Reproducibility Variable Result LLM Response
Research Type Experimental 5. Empirical Studies We put the ROCK framework into action4, our findings reveal that although temporality is essential for CCR, without balancing covariates, it is prone to spurious correlations. 5.1. Setup and Details Evaluation Datasets.

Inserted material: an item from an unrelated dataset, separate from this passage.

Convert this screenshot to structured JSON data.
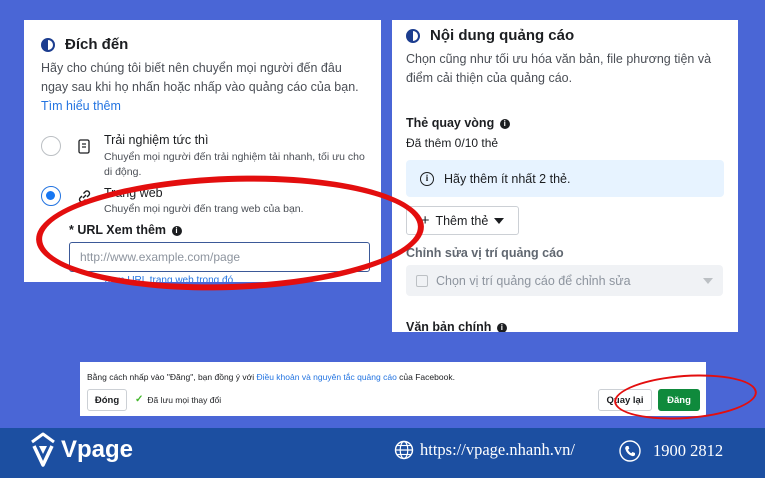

We evaluate the ROCK framework on the Choice of Plausible Alternatives dataset (COPA, Gordon et al., 2012) and a self-constructed dataset of 153 instances using the first dimension (cause-and-effect) of GLUCOSE (GLUCOSE-D1, Mostafazadeh et al., 2020).
Researcher Affiliation Collaboration 1Cognitive Computation Group, University of Pennsylvania, USA. 2Department of Statistics and Data Science, University of Pennsylvania, USA. 3Tencent AI Lab Seattle, USA. 4Amazon AWS AI Labs, USA.
Pseudocode No The paper describes the framework and its components in text and with a diagram (Figure 2), but does not include any explicitly labeled 'Pseudocode' or 'Algorithm' blocks.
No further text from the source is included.